Perella Weinberg Partners (NASDAQ:PWP) reported first‑quarter 2026 revenue of $148.9 million, a 30% decline from $211.8 million in the same period a year earlier. The company posted a GAAP pre‑tax loss of $11 million and an adjusted pre‑tax loss of $3 million, translating into a GAAP diluted earnings per share of $0.02 and an adjusted EPS of $0.05. The loss reflects a sharp drop in deal volume and a higher proportion of one‑time compensation expenses tied to recent senior banker hires.
Revenue fell because the firm’s core M&A and financing activities slowed amid a broader market slowdown. The decline was driven by fewer announced deals and longer deal cycles, which compressed fee income. Management noted that the slowdown is largely a timing issue rather than a loss of market share, citing a record backlog and strong client engagement as evidence of underlying demand.
The EPS miss was driven by the combination of lower revenue and the impact of one‑time compensation charges. The company’s adjusted compensation margin rose to 79% of revenue, above the target of 67%, because the lower revenue base magnified the effect of fixed compensation costs. Analysts had expected revenue of $165.6 million and an adjusted EPS of $0.17, so the results fell short by roughly $16.7 million in revenue and $0.12 in EPS, a miss of about 10% and 70% respectively.

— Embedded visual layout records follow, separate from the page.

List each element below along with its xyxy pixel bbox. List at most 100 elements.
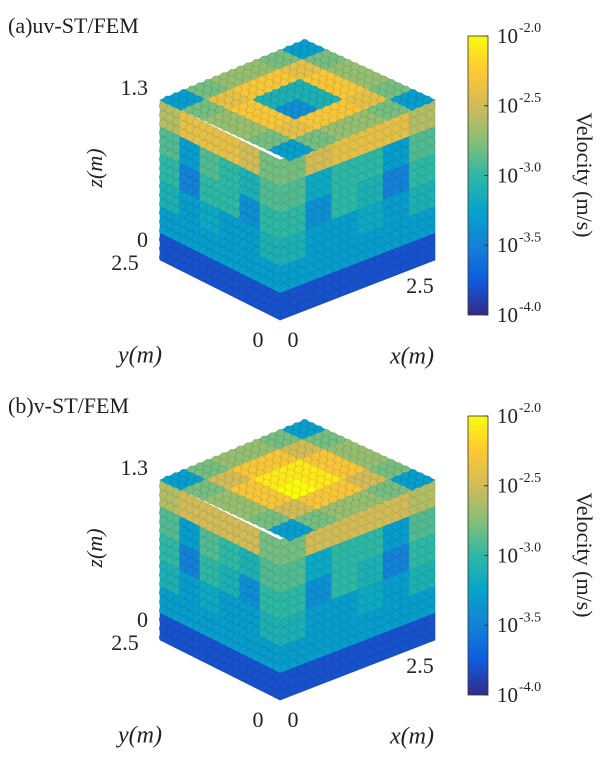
velocity-dot	[272, 538, 282, 548]
velocity-dot	[374, 254, 384, 264]
colorbar-tick-label: -2.5	[519, 91, 541, 106]
velocity-dot	[322, 212, 332, 222]
velocity-dot	[417, 131, 427, 141]
velocity-dot	[374, 626, 384, 636]
velocity-dot	[314, 224, 324, 234]
velocity-dot	[426, 110, 436, 120]
velocity-dot	[348, 529, 358, 539]
velocity-dot	[322, 194, 332, 204]
velocity-dot	[297, 222, 307, 232]
velocity-dot	[305, 590, 315, 600]
velocity-dot	[288, 606, 298, 616]
velocity-dot	[348, 538, 358, 548]
velocity-dot	[357, 172, 367, 182]
velocity-dot	[305, 652, 315, 662]
velocity-dot	[358, 122, 368, 132]
velocity-dot	[400, 262, 410, 272]
velocity-dot	[340, 639, 350, 649]
velocity-dot	[288, 226, 298, 236]
velocity-dot	[400, 562, 410, 572]
velocity-dot	[314, 287, 324, 297]
velocity-dot	[374, 546, 384, 556]
velocity-dot	[297, 178, 307, 188]
z-axis-label: z(m)	[82, 528, 107, 568]
velocity-dot	[314, 260, 324, 270]
velocity-dot	[272, 644, 282, 654]
velocity-dot	[314, 569, 324, 579]
velocity-dot	[400, 624, 410, 634]
velocity-dot	[417, 502, 427, 512]
velocity-dot	[383, 171, 393, 181]
velocity-dot	[417, 600, 427, 610]
velocity-dot	[365, 187, 375, 197]
velocity-dot	[391, 266, 401, 276]
velocity-dot	[279, 176, 289, 186]
velocity-dot	[279, 309, 289, 319]
velocity-dot	[305, 219, 315, 229]
velocity-dot	[288, 650, 298, 660]
velocity-dot	[426, 172, 436, 182]
velocity-dot	[417, 176, 427, 186]
velocity-dot	[314, 649, 324, 659]
velocity-dot	[408, 232, 418, 242]
velocity-dot	[348, 273, 358, 283]
velocity-dot	[279, 609, 289, 619]
velocity-dot	[391, 601, 401, 611]
velocity-dot	[288, 199, 298, 209]
velocity-dot	[400, 182, 410, 192]
velocity-dot	[331, 218, 341, 228]
velocity-dot	[383, 260, 393, 270]
velocity-dot	[383, 542, 393, 552]
velocity-dot	[391, 566, 401, 576]
velocity-dot	[297, 673, 307, 683]
velocity-dot	[305, 670, 315, 680]
velocity-dot	[365, 593, 375, 603]
velocity-dot	[417, 247, 427, 257]
velocity-dot	[314, 667, 324, 677]
velocity-dot	[288, 686, 298, 696]
velocity-dot	[348, 618, 358, 628]
velocity-dot	[365, 629, 375, 639]
velocity-dot	[417, 529, 427, 539]
velocity-dot	[357, 659, 367, 669]
velocity-dot	[288, 181, 298, 191]
velocity-dot	[348, 229, 358, 239]
velocity-dot	[314, 242, 324, 252]
velocity-dot	[331, 244, 341, 254]
velocity-dot	[408, 514, 418, 524]
velocity-dot	[357, 163, 367, 173]
velocity-dot	[331, 271, 341, 281]
velocity-dot	[331, 527, 341, 537]
velocity-dot	[365, 584, 375, 594]
velocity-dot	[297, 276, 307, 286]
velocity-dot	[340, 523, 350, 533]
velocity-dot	[322, 203, 332, 213]
velocity-dot	[279, 591, 289, 601]
velocity-dot	[322, 548, 332, 558]
velocity-dot	[414, 478, 424, 488]
velocity-dot	[383, 587, 393, 597]
velocity-dot	[322, 274, 332, 284]
velocity-dot	[374, 590, 384, 600]
velocity-dot	[271, 145, 281, 155]
velocity-dot	[357, 181, 367, 191]
velocity-dot	[400, 536, 410, 546]
velocity-dot	[342, 128, 352, 138]
velocity-dot	[391, 123, 401, 133]
velocity-dot	[305, 679, 315, 689]
velocity-dot	[408, 134, 418, 144]
velocity-dot	[374, 581, 384, 591]
velocity-dot	[279, 556, 289, 566]
velocity-dot	[314, 613, 324, 623]
velocity-dot	[357, 137, 367, 147]
velocity-dot	[340, 559, 350, 569]
velocity-dot	[272, 689, 282, 699]
velocity-dot	[357, 597, 367, 607]
velocity-dot	[357, 623, 367, 633]
velocity-dot	[272, 564, 282, 574]
velocity-dot	[348, 662, 358, 672]
velocity-dot	[374, 572, 384, 582]
velocity-dot	[340, 223, 350, 233]
velocity-dot	[288, 623, 298, 633]
velocity-dot	[391, 646, 401, 656]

Management highlighted a record backlog and a strong pipeline, emphasizing that the current slowdown is a timing issue. CEO Andrew Bednar said the backlog was at a two‑year high and that the firm remains focused on converting the pipeline into announced deals as policy uncertainty eases. CFO Alexandra Gottschalk noted that the quarter’s revenue included $10 million of closing fees that were recognized in Q1 because of accounting rules, and that the adjusted compensation margin was 79% of revenue, above the intended 67%. The firm also announced the acquisition of Gleacher Shacklock, which expands its presence in the UK and supports its strategy of geographic diversification.

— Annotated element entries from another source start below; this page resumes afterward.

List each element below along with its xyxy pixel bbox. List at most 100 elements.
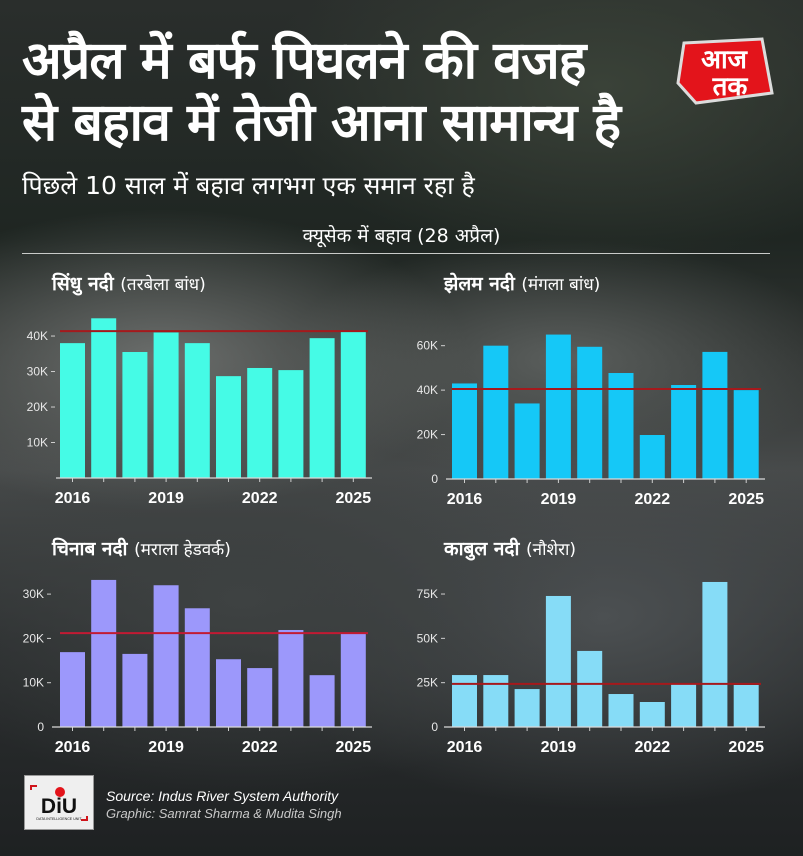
unit-label: क्यूसेक में बहाव (28 अप्रैल) [302, 225, 501, 247]
diu-logo: DiU DATA INTELLIGENCE UNIT [24, 775, 94, 830]
bar-2020 [577, 650, 603, 727]
bar-2017 [91, 579, 117, 727]
bar-2025 [733, 390, 759, 479]
chart-title-kabul: काबुल नदी (नौशेरा) [444, 535, 576, 561]
bar-2022 [247, 367, 273, 478]
bar-2022 [639, 702, 665, 727]
x-tick-label: 2016 [447, 491, 483, 508]
bar-2016 [60, 343, 85, 478]
bar-2023 [278, 370, 304, 478]
x-tick-label: 2019 [148, 739, 184, 756]
headline-line-1: अप्रैल में बर्फ पिघलने की वजह [22, 31, 586, 91]
y-tick-label: 30K [23, 587, 44, 601]
bar-2021 [216, 659, 241, 727]
aajtak-logo: आज तक [672, 35, 774, 107]
bar-2024 [702, 581, 728, 727]
bar-2019 [153, 332, 179, 478]
bar-2025 [340, 331, 366, 478]
bar-2020 [577, 346, 603, 479]
bar-2018 [514, 689, 540, 727]
chart-title-jhelum: झेलम नदी (मंगला बांध) [444, 270, 600, 296]
x-tick-label: 2016 [55, 490, 91, 507]
bar-2020 [184, 608, 210, 727]
y-tick-label: 20K [27, 400, 48, 414]
bar-2025 [733, 684, 759, 727]
bar-2021 [608, 373, 634, 479]
bar-2019 [153, 585, 179, 727]
chart-title-chenab: चिनाब नदी (मराला हेडवर्क) [52, 535, 231, 561]
headline-line-2: से बहाव में तेजी आना सामान्य है [22, 93, 621, 153]
source-text: Source: Indus River System Authority [106, 788, 339, 804]
diu-logo-subtext: DATA INTELLIGENCE UNIT [36, 817, 82, 821]
y-tick-label: 0 [37, 720, 44, 734]
bar-2022 [639, 435, 665, 479]
bar-2021 [216, 376, 241, 478]
graphic-credit: Graphic: Samrat Sharma & Mudita Singh [106, 806, 342, 821]
y-tick-label: 30K [27, 365, 48, 379]
bar-2019 [545, 334, 571, 479]
x-tick-label: 2022 [242, 490, 278, 507]
y-tick-label: 25K [417, 676, 438, 690]
x-tick-label: 2025 [728, 739, 764, 756]
bar-2017 [483, 345, 509, 479]
diu-logo-icon: DiU DATA INTELLIGENCE UNIT [30, 785, 88, 821]
bar-2018 [122, 653, 148, 727]
y-tick-label: 10K [23, 676, 44, 690]
headline: अप्रैल में बर्फ पिघलने की वजह से बहाव मे… [22, 30, 621, 154]
x-tick-label: 2016 [447, 739, 483, 756]
y-tick-label: 40K [417, 383, 438, 397]
subtitle: पिछले 10 साल में बहाव लगभग एक समान रहा ह… [22, 171, 475, 200]
y-tick-label: 75K [417, 587, 438, 601]
bar-2016 [452, 675, 477, 727]
x-tick-label: 2022 [635, 739, 671, 756]
chart-title-indus: सिंधु नदी (तरबेला बांध) [52, 270, 206, 296]
logo-line-2: तक [712, 72, 749, 102]
chart-title-sub: (मराला हेडवर्क) [134, 540, 231, 560]
y-tick-label: 0 [431, 720, 438, 734]
y-tick-label: 20K [417, 428, 438, 442]
x-tick-label: 2025 [336, 739, 372, 756]
chart-title-main: सिंधु नदी [52, 273, 114, 295]
bar-2018 [514, 403, 540, 479]
chart-title-sub: (मंगला बांध) [521, 275, 601, 295]
bar-2023 [671, 385, 697, 479]
bar-2023 [278, 629, 304, 727]
header-divider [22, 253, 770, 254]
y-tick-label: 0 [431, 472, 438, 486]
bar-2016 [60, 652, 85, 727]
aajtak-logo-icon: आज तक [676, 37, 774, 105]
bar-2019 [545, 595, 571, 727]
bar-2017 [91, 318, 117, 478]
bar-2017 [483, 675, 509, 727]
x-tick-label: 2019 [148, 490, 184, 507]
x-tick-label: 2025 [336, 490, 372, 507]
x-tick-label: 2016 [55, 739, 91, 756]
bar-2024 [309, 338, 335, 478]
x-tick-label: 2019 [541, 491, 577, 508]
bar-2025 [340, 633, 366, 727]
bar-2020 [184, 343, 210, 478]
chart-title-main: काबुल नदी [444, 538, 520, 560]
chart-title-sub: (तरबेला बांध) [120, 275, 206, 295]
logo-line-1: आज [701, 45, 749, 75]
y-tick-label: 60K [417, 339, 438, 353]
y-tick-label: 40K [27, 329, 48, 343]
bar-2024 [702, 351, 728, 479]
bar-2018 [122, 352, 148, 478]
y-tick-label: 50K [417, 631, 438, 645]
bar-2024 [309, 675, 335, 727]
bar-2021 [608, 694, 634, 727]
chart-title-sub: (नौशेरा) [526, 540, 577, 560]
bar-2022 [247, 668, 273, 727]
diu-logo-text: DiU [41, 795, 77, 818]
x-tick-label: 2025 [728, 491, 764, 508]
x-tick-label: 2022 [242, 739, 278, 756]
chart-title-main: झेलम नदी [444, 273, 515, 295]
bar-2016 [452, 383, 477, 479]
footer-credits: Source: Indus River System Authority Gra… [106, 788, 342, 822]
y-tick-label: 10K [27, 436, 48, 450]
x-tick-label: 2022 [635, 491, 671, 508]
bar-2023 [671, 683, 697, 727]
y-tick-label: 20K [23, 631, 44, 645]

While the company did not provide formal quantitative guidance for the next quarter or the full year, it reiterated confidence in its long‑term trajectory. Management expects compensation margins to normalize by year‑end and remains optimistic about the conversion of its pipeline, citing strong client dialogue and ongoing investment in talent and geographic expansion. The firm’s balance sheet remains solid, with $78 million in cash and no debt, providing a cushion as it navigates the current market headwinds.